TAMBOW, Dezember 2020: Leise sickert der Nebel über die Wipfel der Bäume und beginnt der Morgensonne zu weichen. Inmitten der Wälder ein Friedhof, zugehörig zum Gefangenenlager Nr. 188 in Rada bei Tambow. Ein dunkles Holzkreuz, ringsumher kleinere Grabkreuze und alles umstrahlt von der weißen Marmorsäule einer Frauengestalt, die sich über die hier Bestatteten beugt.

Offizielle russische Quellen sprachen anfangs von knapp 2.000 Kriegsopfern, die hier begraben wurden. Nach jüngsten Forschungen sollen es aber über 30.000 sein. Ehemalige Soldaten der österr.-ung.

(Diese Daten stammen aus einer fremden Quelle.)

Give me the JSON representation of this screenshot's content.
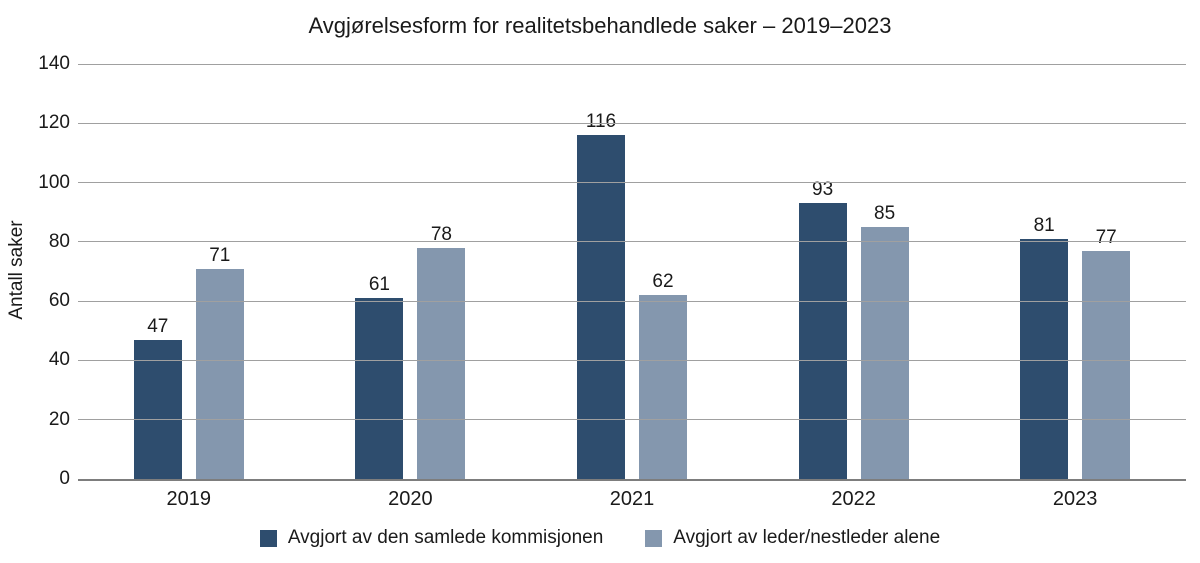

Armee, der Deutschen Wehrmacht, darunter auch Elsässer (heute Franzosen), Italiener, Rumänen und Ungarn, die im Zweiten Weltkrieg gemeinsam mit der Wehrmacht in Russland gekämpft haben und hier interniert wurden – darunter auch russische Soldaten. In den Gräbern sind sie alle vereint. Es trennt sie weder Ideologie, noch staatliche oder religiöse Zugehörigkeit.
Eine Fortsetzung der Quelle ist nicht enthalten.